I believe this is an incredibly arrogant statement! What
data scientists need is not probing questions, but a clear vision about the
business needs (they can understand that, trust me). If one tries to
interrogate a data scientist, he will end up “dumbing it down for a 3-year-old”
and all the meaning will get lost. This is a way of a manager from Dilbert cartoons.
You
should learn either R or SAS, as they are the most
widely used programming languages by data scientists. Having the
intermediate skills in either of these languages will help you to communicate
confidently with data scientists.
So, in other words, managers are people, who are too dumb to
be employees.
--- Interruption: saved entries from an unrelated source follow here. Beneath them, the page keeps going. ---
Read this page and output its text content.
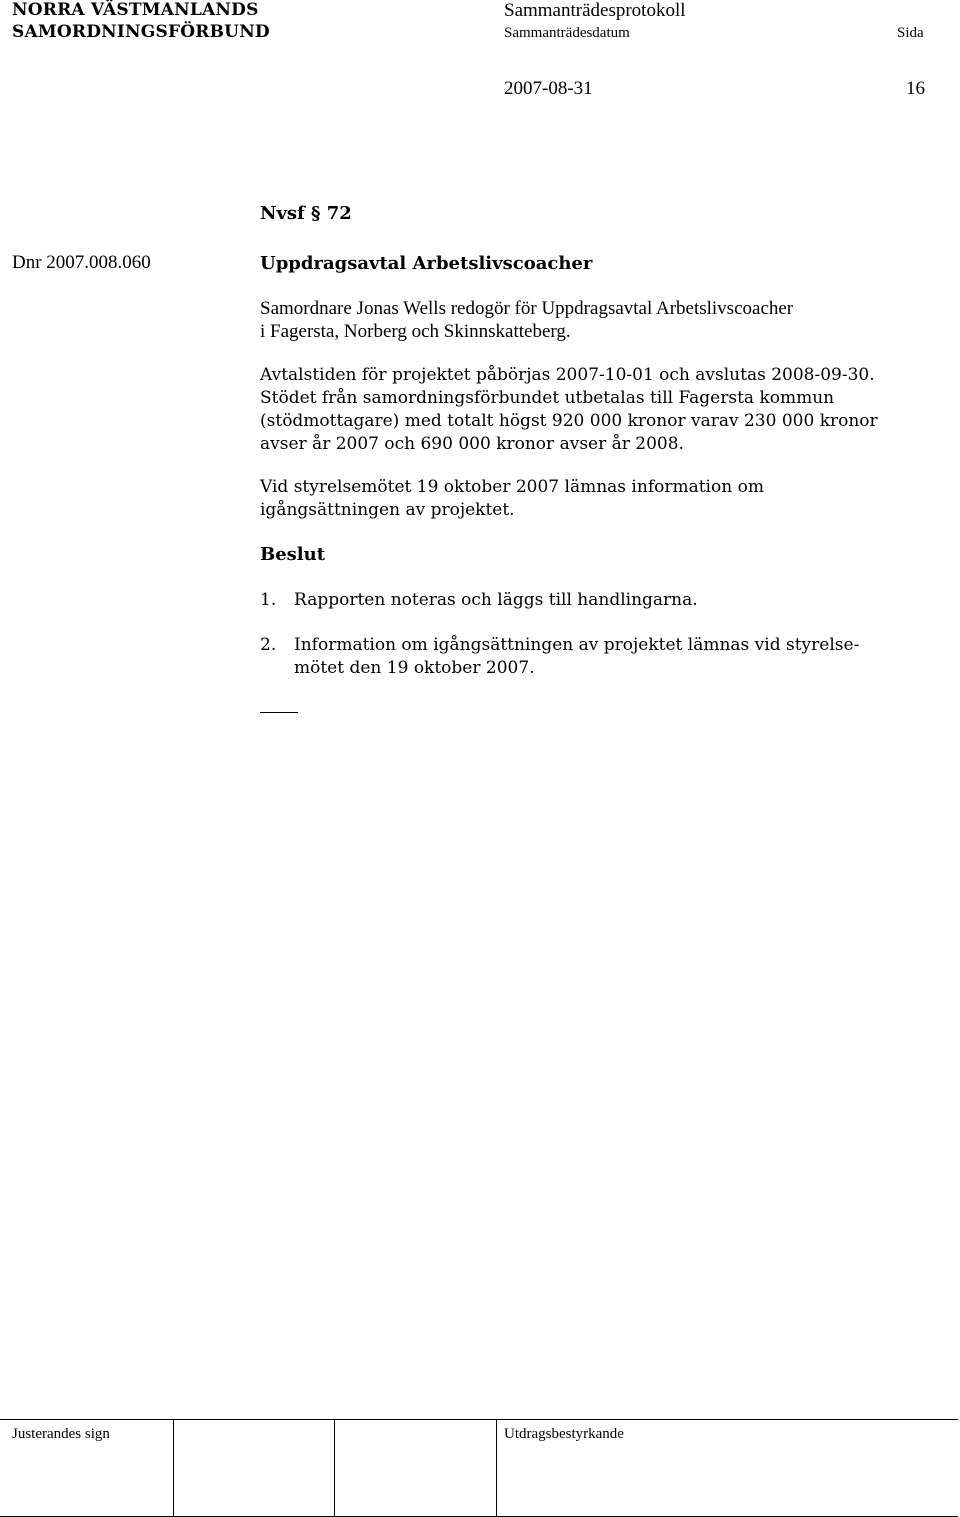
NORRA VÄSTMANLANDS
SAMORDNINGSFÖRBUND
Sammanträdesprotokoll
Sammanträdesdatum	Sida
2007-08-31	16
Nvsf § 72
Dnr 2007.008.060	Uppdragsavtal Arbetslivscoacher
Samordnare Jonas Wells redogör för Uppdragsavtal Arbetslivscoacher
i Fagersta, Norberg och Skinnskatteberg.
Avtalstiden för projektet påbörjas 2007-10-01 och avslutas 2008-09-30.
Stödet från samordningsförbundet utbetalas till Fagersta kommun
(stödmottagare) med totalt högst 920 000 kronor varav 230 000 kronor
avser år 2007 och 690 000 kronor avser år 2008.
Vid styrelsemötet 19 oktober 2007 lämnas information om
igångsättningen av projektet.
Beslut
1. Rapporten noteras och läggs till handlingarna.
2. Information om igångsättningen av projektet lämnas vid styrelse-
mötet den 19 oktober 2007.
Justerandes sign	Utdragsbestyrkande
I expect from a manager to be professional in something (like,
actually, managing people!). Not just the ability to fake understanding and
confidence. Not just having intermediate skills to be able to communicate. If
you are going to be a data scientist, even manager, you will need to learn how
to code. And please, do it well. Maybe not ninja level, but enough to be able
to do some tasks well and to read the code of others.
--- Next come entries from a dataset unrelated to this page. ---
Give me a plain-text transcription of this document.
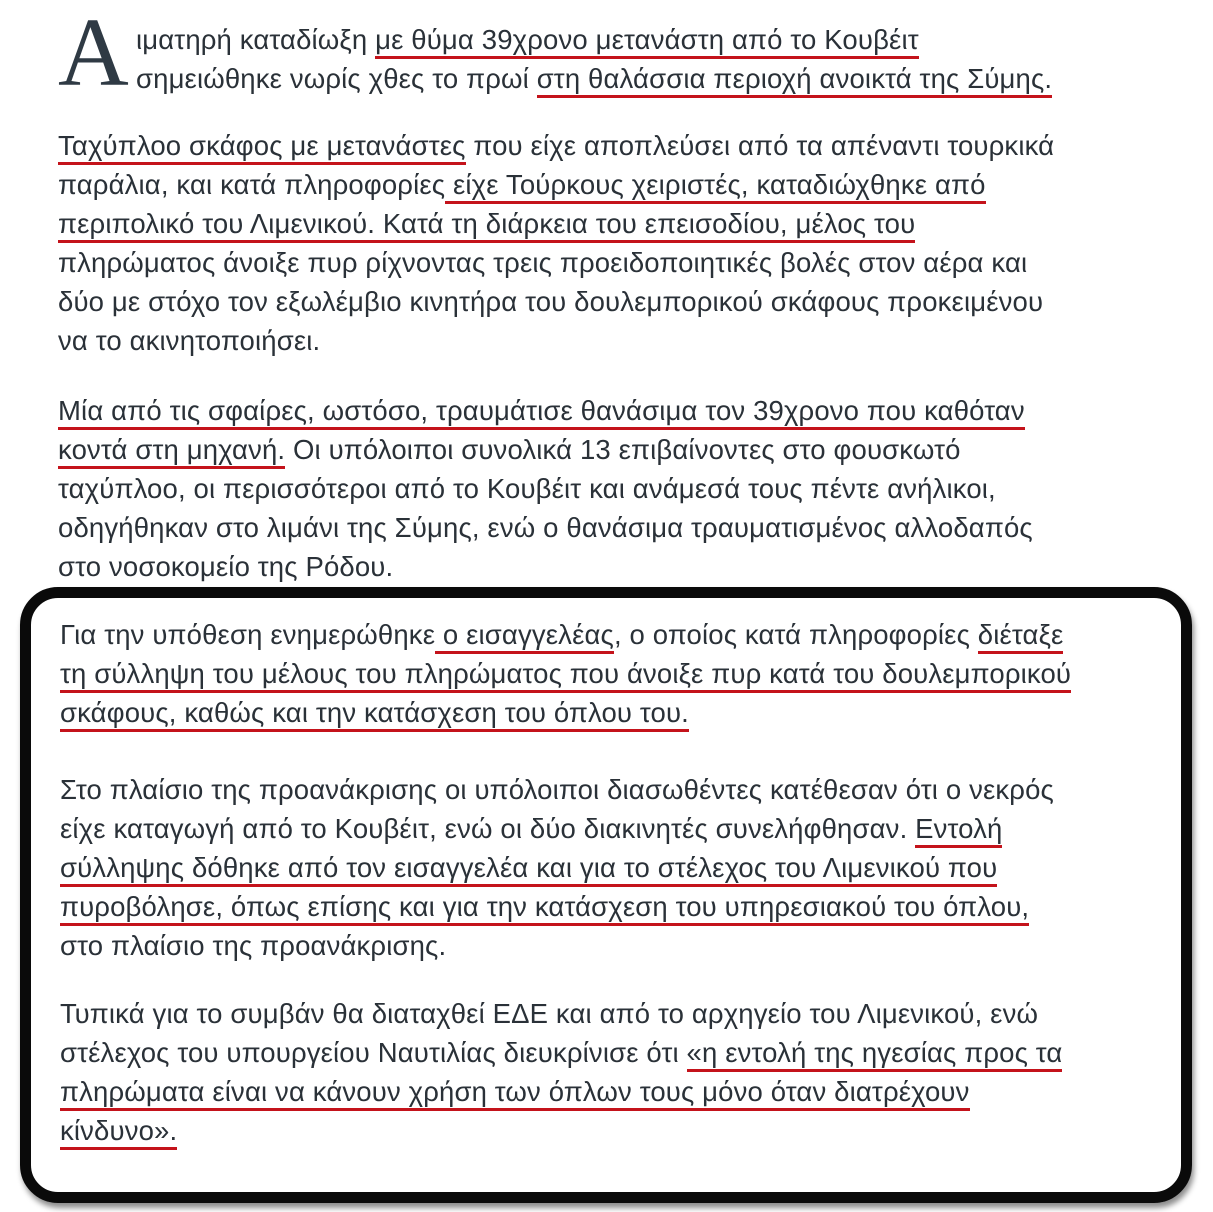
Α ιματηρή καταδίωξη με θύμα 39χρονο μετανάστη από το Κουβέιτ
σημειώθηκε νωρίς χθες το πρωί στη θαλάσσια περιοχή ανοικτά της Σύμης.

Ταχύπλοο σκάφος με μετανάστες που είχε αποπλεύσει από τα απέναντι τουρκικά
παράλια, και κατά πληροφορίες είχε Τούρκους χειριστές, καταδιώχθηκε από
περιπολικό του Λιμενικού. Κατά τη διάρκεια του επεισοδίου, μέλος του
πληρώματος άνοιξε πυρ ρίχνοντας τρεις προειδοποιητικές βολές στον αέρα και
δύο με στόχο τον εξωλέμβιο κινητήρα του δουλεμπορικού σκάφους προκειμένου
να το ακινητοποιήσει.

Μία από τις σφαίρες, ωστόσο, τραυμάτισε θανάσιμα τον 39χρονο που καθόταν
κοντά στη μηχανή. Οι υπόλοιποι συνολικά 13 επιβαίνοντες στο φουσκωτό
ταχύπλοο, οι περισσότεροι από το Κουβέιτ και ανάμεσά τους πέντε ανήλικοι,
οδηγήθηκαν στο λιμάνι της Σύμης, ενώ ο θανάσιμα τραυματισμένος αλλοδαπός
στο νοσοκομείο της Ρόδου.

Για την υπόθεση ενημερώθηκε ο εισαγγελέας, ο οποίος κατά πληροφορίες διέταξε
τη σύλληψη του μέλους του πληρώματος που άνοιξε πυρ κατά του δουλεμπορικού
σκάφους, καθώς και την κατάσχεση του όπλου του.

Στο πλαίσιο της προανάκρισης οι υπόλοιποι διασωθέντες κατέθεσαν ότι ο νεκρός
είχε καταγωγή από το Κουβέιτ, ενώ οι δύο διακινητές συνελήφθησαν. Εντολή
σύλληψης δόθηκε από τον εισαγγελέα και για το στέλεχος του Λιμενικού που
πυροβόλησε, όπως επίσης και για την κατάσχεση του υπηρεσιακού του όπλου,
στο πλαίσιο της προανάκρισης.

Τυπικά για το συμβάν θα διαταχθεί ΕΔΕ και από το αρχηγείο του Λιμενικού, ενώ
στέλεχος του υπουργείου Ναυτιλίας διευκρίνισε ότι «η εντολή της ηγεσίας προς τα
πληρώματα είναι να κάνουν χρήση των όπλων τους μόνο όταν διατρέχουν
κίνδυνο».
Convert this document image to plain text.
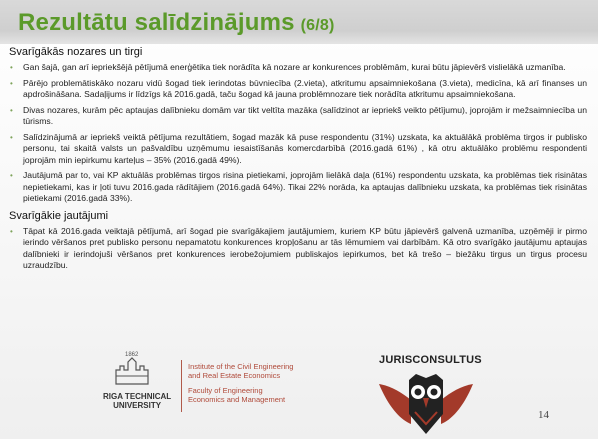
Rezultātu salīdzinājums (6/8)
Svarīgākās nozares un tirgi
• Gan šajā, gan arī iepriekšējā pētījumā enerģētika tiek norādīta kā nozare ar konkurences problēmām, kurai būtu jāpievērš vislielākā uzmanība.
• Pārējo problemātiskāko nozaru vidū šogad tiek ierindotas būvniecība (2.vieta), atkritumu apsaimniekošana (3.vieta), medicīna, kā arī finanses un apdrošināšana. Sadaļijums ir līdzīgs kā 2016.gadā, taču šogad kā jauna problēmnozare tiek norādīta atkritumu apsaimniekošana.
• Divas nozares, kurām pēc aptaujas dalībnieku domām var tikt veltīta mazāka (salīdzinot ar iepriekš veikto pētījumu), joprojām ir mežsaimniecība un tūrisms.
• Salīdzinājumā ar iepriekš veiktā pētījuma rezultātiem, šogad mazāk kā puse respondentu (31%) uzskata, ka aktuālākā problēma tirgos ir publisko personu, tai skaitā valsts un pašvaldību uzņēmumu iesaistīšanās komercdarbībā (2016.gadā 61%) , kā otru aktuālāko problēmu respondenti joprojām min iepirkumu karteļus – 35% (2016.gadā 49%).
• Jautājumā par to, vai KP aktuālās problēmas tirgos risina pietiekami, joprojām lielākā daļa (61%) respondentu uzskata, ka problēmas tiek risinātas nepietiekami, kas ir ļoti tuvu 2016.gada rādītājiem (2016.gadā 64%). Tikai 22% norāda, ka aptaujas dalībnieku uzskata, ka problēmas tiek risinātas pietiekami (2016.gadā 33%).
Svarīgākie jautājumi
• Tāpat kā 2016.gada veiktajā pētījumā, arī šogad pie svarīgākajiem jautājumiem, kuriem KP būtu jāpievērš galvenā uzmanība, uzņēmēji ir pirmo ierindo vēršanos pret publisko personu nepamatotu konkurences kropļošanu ar tās lēmumiem vai darbībām. Kā otro svarīgāko jautājumu aptaujas dalībnieki ir ierindojuši vēršanos pret konkurences ierobežojumiem publiskajos iepirkumos, bet kā trešo – biežāku tirgus un tirgus procesu uzraudzību.
1862
RIGA TECHNICAL
UNIVERSITY
Institute of the Civil Engineering
and Real Estate Economics
Faculty of Engineering
Economics and Management
JURISCONSULTUS
14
Also, why only R or SAS? I would prefer manager to spend
time learning about different tools/languages/databases/etc. and their pros and
cons to be able to make proper decisions about architecture. Manager actually
could have some time to do that. J
For example, if the manager suspects that middle-aged
men living in San Francisco have some particular interesting churn behaviour,
they could compose a SQL query like this:SELECT * FROM CUSTOMERS WHERE AGE > 45
and SEX = ‘M and STATE = ‘ SANFRAN’
This example is greatly oversimplifying the whole thing. So
much that it can be misleading. It
makes the impression that such analysis is simple and has little depth to it. Data
science way in SQL is way different than what developers normally use.
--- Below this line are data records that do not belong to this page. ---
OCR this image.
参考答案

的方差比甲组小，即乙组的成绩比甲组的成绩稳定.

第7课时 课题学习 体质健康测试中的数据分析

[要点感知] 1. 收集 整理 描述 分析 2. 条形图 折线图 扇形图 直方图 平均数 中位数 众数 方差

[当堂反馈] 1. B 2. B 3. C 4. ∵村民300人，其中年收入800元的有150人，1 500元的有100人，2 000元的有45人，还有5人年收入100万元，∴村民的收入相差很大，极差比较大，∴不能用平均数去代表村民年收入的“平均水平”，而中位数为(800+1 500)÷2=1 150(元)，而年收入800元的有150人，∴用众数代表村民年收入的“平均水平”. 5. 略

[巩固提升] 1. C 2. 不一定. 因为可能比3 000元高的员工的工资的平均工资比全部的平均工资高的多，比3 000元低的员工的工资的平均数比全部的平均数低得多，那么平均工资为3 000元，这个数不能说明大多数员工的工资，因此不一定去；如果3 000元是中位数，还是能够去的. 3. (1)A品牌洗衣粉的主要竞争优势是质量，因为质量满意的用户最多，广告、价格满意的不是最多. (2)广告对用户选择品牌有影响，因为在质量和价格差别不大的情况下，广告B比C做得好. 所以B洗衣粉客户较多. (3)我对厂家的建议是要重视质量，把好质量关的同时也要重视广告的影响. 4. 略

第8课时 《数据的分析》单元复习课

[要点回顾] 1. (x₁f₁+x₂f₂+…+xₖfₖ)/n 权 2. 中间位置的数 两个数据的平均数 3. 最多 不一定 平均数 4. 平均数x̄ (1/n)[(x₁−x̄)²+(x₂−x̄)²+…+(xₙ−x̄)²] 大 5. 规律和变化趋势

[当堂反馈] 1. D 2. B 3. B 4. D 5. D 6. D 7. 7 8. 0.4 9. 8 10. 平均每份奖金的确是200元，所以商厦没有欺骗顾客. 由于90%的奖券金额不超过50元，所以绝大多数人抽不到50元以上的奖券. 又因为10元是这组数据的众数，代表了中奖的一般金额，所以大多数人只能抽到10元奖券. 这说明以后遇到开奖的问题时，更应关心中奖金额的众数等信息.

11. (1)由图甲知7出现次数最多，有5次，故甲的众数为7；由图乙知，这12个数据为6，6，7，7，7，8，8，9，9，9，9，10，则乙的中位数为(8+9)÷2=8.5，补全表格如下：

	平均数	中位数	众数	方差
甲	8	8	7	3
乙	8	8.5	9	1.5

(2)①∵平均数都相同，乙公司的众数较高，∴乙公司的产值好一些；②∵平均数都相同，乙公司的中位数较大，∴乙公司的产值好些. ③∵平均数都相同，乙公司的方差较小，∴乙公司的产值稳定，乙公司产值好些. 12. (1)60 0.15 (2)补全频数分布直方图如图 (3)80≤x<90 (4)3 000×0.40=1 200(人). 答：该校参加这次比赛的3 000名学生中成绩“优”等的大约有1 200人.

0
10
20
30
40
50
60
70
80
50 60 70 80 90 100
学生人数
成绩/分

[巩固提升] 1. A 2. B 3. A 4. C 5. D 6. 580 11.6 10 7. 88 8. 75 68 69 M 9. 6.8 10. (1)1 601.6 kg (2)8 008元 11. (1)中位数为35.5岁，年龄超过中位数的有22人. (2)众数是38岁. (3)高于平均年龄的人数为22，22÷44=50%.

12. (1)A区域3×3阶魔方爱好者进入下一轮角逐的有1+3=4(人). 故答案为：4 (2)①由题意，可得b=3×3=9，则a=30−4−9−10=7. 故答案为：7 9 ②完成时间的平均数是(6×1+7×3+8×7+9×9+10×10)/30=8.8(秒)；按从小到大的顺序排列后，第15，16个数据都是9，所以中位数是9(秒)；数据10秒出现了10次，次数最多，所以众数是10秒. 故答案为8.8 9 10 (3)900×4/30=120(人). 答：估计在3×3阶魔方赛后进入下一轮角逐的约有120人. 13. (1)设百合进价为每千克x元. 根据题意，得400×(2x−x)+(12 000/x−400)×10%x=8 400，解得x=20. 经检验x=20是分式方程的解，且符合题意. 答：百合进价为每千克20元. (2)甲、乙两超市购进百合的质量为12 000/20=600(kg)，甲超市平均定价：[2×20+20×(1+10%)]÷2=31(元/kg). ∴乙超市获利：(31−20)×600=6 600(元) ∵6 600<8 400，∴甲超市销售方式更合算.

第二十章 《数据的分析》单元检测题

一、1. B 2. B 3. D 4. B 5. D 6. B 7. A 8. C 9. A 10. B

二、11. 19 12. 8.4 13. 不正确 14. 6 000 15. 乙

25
For that example, I would prefer the query that compares
“churn behavior” across various groups! So it’s a GROUP BY. Then you need a
metric of churn, suppose average lifespan of the user. Then you need to decide
how to account for users that didn’t churn yet. And you need to control for
sample size. Here is a query:
SELECT
SEX, STATE, IF(AGE>45,”>45”, “<=45”) as age1,
COUNT(1) as all_users,
COUNT(quit) as churned_users,
AVG(IF(quit IS NOT NULL, DATE_DIFF(quit, join), NULL)) as
avg_lifespan_churned,
AVG(IF(quit IS NULL, DATE_DIFF(NOW(), join), NULL)) as avg_lifespan_live
FROM CUSTOMERS
GROUP BY SEX, STATE, age1
And this is
still a fake example that is greatly oversimplified.
To
understand data science, one must also know the basics of hypothesis testing
and experiment-design to comprehend the meaning and context of the data.
This is
obsolete statistics! P-values are crap! Just read something from this guy - http://andrewgelman.com/. Bayesians are taking over, and it should be mentioned at least.
Visualization
wise, it can be immensely helpful to be familiar with data visualization tools
like ggplot and d3.js.
Why just those two? Better know the market!
A
data science manager will know the basic machine learning techniques like regression, clustering, SVM,
decision trees, etc. They will also understand how these concepts are applied
to real world big data problems.
The same here. Better do research
on who is using what and why. There are tons of algorithms. And data scientists
tend to favor the ones they already worked with. Learn from people who tried
solving similar problems and tried many techniques already. This would be
useful and requires strong desk analysis and networking skills, so MBAs a
welcome.
If
“profitable” can be defined clearly based on existing data, this is a
straightforward database query.
I would point out that ETL
(collecting, cleaning and preparing data in all ways) is 90% of the work. It is
a task that is never done well and always stays the major challenge. The manager
needs to plan for that.
Enough ranting! How to do it
right:
- If you are a manager – be a
really good one. Who not only translates from one “language” to another but
also empowers, changes people outside into data users and data scientists into
active implementers.
- Be a really good specialist in
something! Hands-on specialist. You never can master everything. Probably
statistical inference is closest to the business. Leave ML, ETL, DBA to pros. J
- Remember about the bigger picture.
Where is your “Digital Manager” in the marketing department? I guess nowhere to
be found. Used to be a hot role, but now digital has taken over. CMO is that
manager now. Programmatic is a new silo in the marketing department, btw. The
same will happen with Data Science. People are realizing now that making
decisions with data is better than with gut feeling and data will soon take
over all decision making in the companies. Every manager will be a data science
manager. Manager of marketing data scientists, product data scientists, finance
data scientists, HR data scientists, etc. We are on the big trip right now!